Change begins with small acts. The title of my blog is taken from Paul Gilroy's powerful slim volume packing a resounding counter-cultural critical punch.

Thursday, August 11, 2005

Haze Malaise

It's everywhere--the smell, the smoke, the sense that doom is upon us.

Some say it's the wrath of Ayah Pin exacting toil and trouble on a judgmental government and moralizing Muslim populace. Some say it's Mother Nature awakening from centuries of troubled slumber. Some say it's Armageddon--but without Bruce Willis to come save the day.

I'll warrant an educated guess that the haze is directly (and indirectly) caused by our own human greed gone unchecked; our unlimited desire for bigger buildings, more gargantuan displays of status, mammoth projections of power, spiralling out of control; our capacious sense of self without regard for our surroundings.

Nature can no longer suffer the onslaught we mete out. Nature has a logic more rational and humane than our own. We are a part of its cycle and we now sow what we reap.

The Native Americans say it best: We do not inherit the earth from our parents. We borrow it from our children.

But we have forgotten about a future beyond our immediate present. Or perhaps, we choose to deny it for the sake of our own gratuitous pleasures. There is no other word for it but selfishness.

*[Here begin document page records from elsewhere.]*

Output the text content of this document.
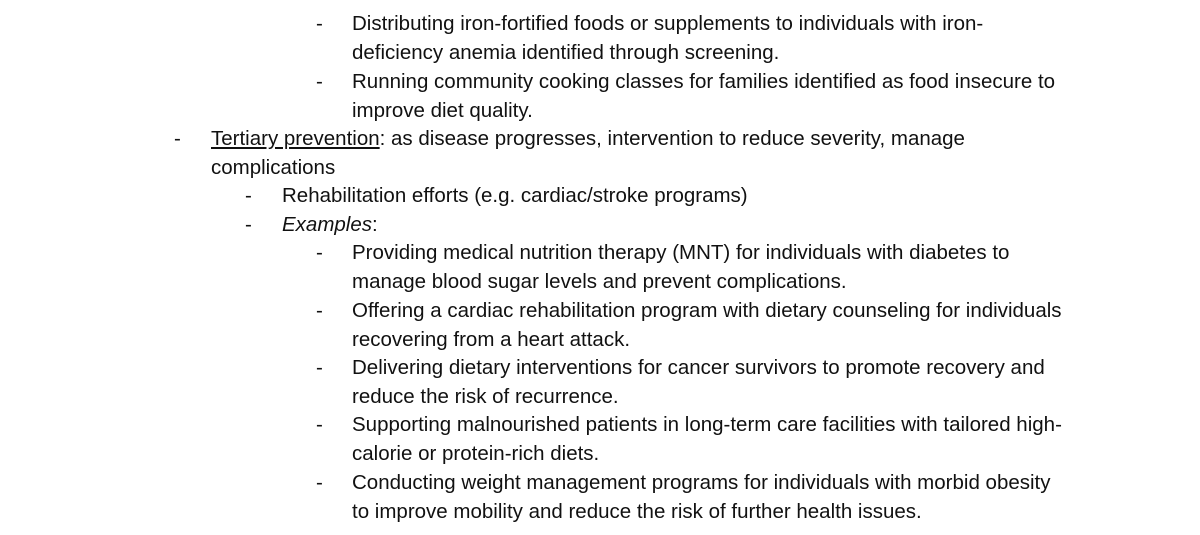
- Distributing iron-fortified foods or supplements to individuals with iron-deficiency anemia identified through screening.
- Running community cooking classes for families identified as food insecure to improve diet quality.
- Tertiary prevention: as disease progresses, intervention to reduce severity, manage complications
- Rehabilitation efforts (e.g. cardiac/stroke programs)
- Examples:
- Providing medical nutrition therapy (MNT) for individuals with diabetes to manage blood sugar levels and prevent complications.
- Offering a cardiac rehabilitation program with dietary counseling for individuals recovering from a heart attack.
- Delivering dietary interventions for cancer survivors to promote recovery and reduce the risk of recurrence.
- Supporting malnourished patients in long-term care facilities with tailored high-calorie or protein-rich diets.
- Conducting weight management programs for individuals with morbid obesity to improve mobility and reduce the risk of further health issues.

My brother told me a few weeks ago that he had a discussion with a colleague about the Shell CEO's recent comment that the world will run out of petroleum in about 20 years and impressed upon the latter that humans will have to begin thinking of alternative modes of transportation that are not so-petrol dependent. His colleague's reply?

"Aiya... why think of these things? 20 years is still a long way away. Let the Americans figure it out. I am sure they will think of something before then."

I could only shake my head in despair when the story was told to me. This is the state of our nation, of our people, of ourselves. Sure, let some superpower do its thinking for us, like it has been doing so damn successfully.

Why do we want to bother about doing a little extra towards reducing global warming when we will be dead before the atrocities hit us? Why should we think about our children or their children if we have nothing but naive illusions about the future?

We refuse to educate ourselves. We deny truth when we see it and yet we continue to demand less lies. Are we able to face up to the facts when the haze clears?

What will we do when we find out the Malaysian companies are the ones responsible for logging and forest clearing in Indonesia? What will we do when we realize that forests are self-combusting because the world is getting hotter and we are cutting down trees to make way for more development and contributing to the escalating heat index? What will we do when we come to our senses, understand that the world is as we make it?

It may be impossible to reverse the consequences of centuries of abuse on Nature and our environment but the response is not to continue this way into the next millenium. If we were to think that way, we will perish sooner than we think and we are indeed selfish beyond hope.